The still waters of O’Keeffe’s subtle artistry ran deeper than taught. Her mastery of watercolour (look in vain for a brushstroke) fed her sensuality. Flowers chic as a Dior dress read as vulva: a branch blown into a crevasse reads as intercourse. That the press, primed by Stieglitz’s intimate portraits of her, got it right away – “penile”, “ovoid”, “pelvic”, drove the glowing reviews – enraged her. It’s unlikely, however, that O’Keeffe was surprised; purportedly, Stieglitz had doubted she would “get away with anything like that – you aren’t planning to show them are you?” Her fascination with fauna bisexuality was avowed. Nor could her frontal treatment of petals, stamens and fissures have been naively subconscious. Rather, her resentment was kindled by the invasion of her privacy, much like when, as a nubile girl, she had blithely bathed topless on the beach, but felt violated by an accidental entry into her cabin as she was changing.
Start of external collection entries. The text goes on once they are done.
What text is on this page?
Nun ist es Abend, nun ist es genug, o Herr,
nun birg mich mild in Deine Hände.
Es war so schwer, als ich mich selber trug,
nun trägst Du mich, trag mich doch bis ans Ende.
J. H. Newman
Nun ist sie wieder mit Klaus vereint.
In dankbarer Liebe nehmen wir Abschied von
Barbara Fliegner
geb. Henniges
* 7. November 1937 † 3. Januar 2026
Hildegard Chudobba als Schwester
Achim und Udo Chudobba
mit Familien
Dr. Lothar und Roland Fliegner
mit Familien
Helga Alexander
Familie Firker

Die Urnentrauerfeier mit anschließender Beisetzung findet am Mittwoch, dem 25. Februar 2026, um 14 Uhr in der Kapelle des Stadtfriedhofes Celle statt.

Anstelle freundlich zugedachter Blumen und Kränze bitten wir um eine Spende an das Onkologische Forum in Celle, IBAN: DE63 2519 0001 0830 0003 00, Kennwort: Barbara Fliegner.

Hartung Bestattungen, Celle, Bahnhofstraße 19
The eroticism of O’Keeffe’s early work is well known: what the Lake George paintings reveal is how it served her as process, as a way in to abstraction. Absorbing, then moving beyond the oblique projections of Japanese art, photography’s shallow depth of field and Mondrian’s spatial complexity, she engaged sexuality to bend nature to her purpose. Dissociating herself from the Hudson River School, she showed no interest in plein-air painting. Her Lake George was filtered though memory and the occasional photograph. Curvilinear lines stretched the placid mountains into long backs. Barn doors, bare walls and stone paths were fleshed into organic geometries. Night-for-day effects of misted twilight and dawn produced spatial ambiguity. The virginal pastels of spring morning, the clashing reds of late autumn, the deep purples and greens of that famed Jack-in-the Pulpit unleashed the power of colour. The lowering clouds that hung over the slumbering lake informed post-Monet water lily abstractions of white dots.
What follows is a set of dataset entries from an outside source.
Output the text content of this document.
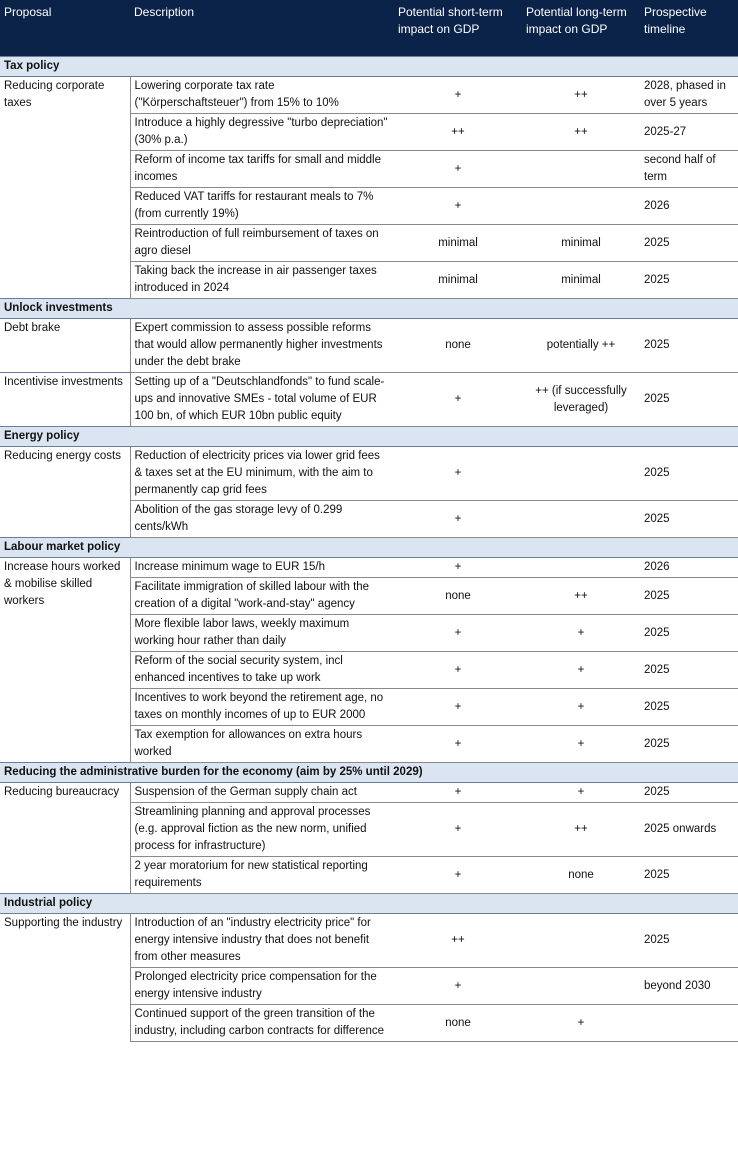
Proposal	Description	Potential short-term impact on GDP	Potential long-term impact on GDP	Prospective timeline
Tax policy				
Reducing corporate taxes	Lowering corporate tax rate ("Körperschaftsteuer") from 15% to 10%	+	++	2028, phased in over 5 years
	Introduce a highly degressive "turbo depreciation" (30% p.a.)	++	++	2025-27
	Reform of income tax tariffs for small and middle incomes	+		second half of term
	Reduced VAT tariffs for restaurant meals to 7% (from currently 19%)	+		2026
	Reintroduction of full reimbursement of taxes on agro diesel	minimal	minimal	2025
	Taking back the increase in air passenger taxes introduced in 2024	minimal	minimal	2025
Unlock investments				
Debt brake	Expert commission to assess possible reforms that would allow permanently higher investments under the debt brake	none	potentially ++	2025
Incentivise investments	Setting up of a "Deutschlandfonds" to fund scale-ups and innovative SMEs - total volume of EUR 100 bn, of which EUR 10bn public equity	+	++ (if successfully leveraged)	2025
Energy policy				
Reducing energy costs	Reduction of electricity prices via lower grid fees & taxes set at the EU minimum, with the aim to permanently cap grid fees	+		2025
	Abolition of the gas storage levy of 0.299 cents/kWh	+		2025
Labour market policy				
Increase hours worked & mobilise skilled workers	Increase minimum wage to EUR 15/h	+		2026
	Facilitate immigration of skilled labour with the creation of a digital "work-and-stay" agency	none	++	2025
	More flexible labor laws, weekly maximum working hour rather than daily	+	+	2025
	Reform of the social security system, incl enhanced incentives to take up work	+	+	2025
	Incentives to work beyond the retirement age, no taxes on monthly incomes of up to EUR 2000	+	+	2025
	Tax exemption for allowances on extra hours worked	+	+	2025
Reducing the administrative burden for the economy (aim by 25% until 2029)				
Reducing bureaucracy	Suspension of the German supply chain act	+	+	2025
	Streamlining planning and approval processes (e.g. approval fiction as the new norm, unified process for infrastructure)	+	++	2025 onwards
	2 year moratorium for new statistical reporting requirements	+	none	2025
Industrial policy				
Supporting the industry	Introduction of an "industry electricity price" for energy intensive industry that does not benefit from other measures	++		2025
	Prolonged electricity price compensation for the energy intensive industry	+		beyond 2030
	Continued support of the green transition of the industry, including carbon contracts for difference	none	+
And all this 100 years ago. A full generation before abstract expressionism hit the world stage; decades before op art, and a century before the angled, twisted, vibrant landscapes that David Hockney wrested from decades of optical investigation with holograms, Xeroxes, camera obscura and iPhones, and that (wondrously for the student of art) just happened to precede this show. Astounding that, reviewing Modern Nature for the San Francisco Chronicle, Kenneth Baker called it “pleasing, but hardly stirring” and dismissed the curators for “playing it safe”. He must not have made that illuminating second run-through.
The moment you get it – this path into abstraction through fullness of form and saturation of colour – you understand the New Mexico material, not as the complete break from Stieglitz, his influence and sponsorship, as is generally understood, but as the ultimate step of a deliberate process. The petunias and hollyhocks O’Keeffe had carried in memory from Lake George served as just that – scorching memory. The bleaching of colour and stripping of cover mandated by the dessert’s desiccation; the parched cactus, porous animal bones – most notably her signature skull of a steer with twin dreamscapes of death-by-eternity telescoped through its eyeholes – gain new meaning if read as leached, over decades of living deep in nature, from the fullness of youth’s blossoming, as experienced at Lake George.
More than a postscript, the accompanying film of the artist in varying phases of observation and reflection is so compelling that, the day I was there, a four-year-old brought her teddy bear up to the screen to be kissed.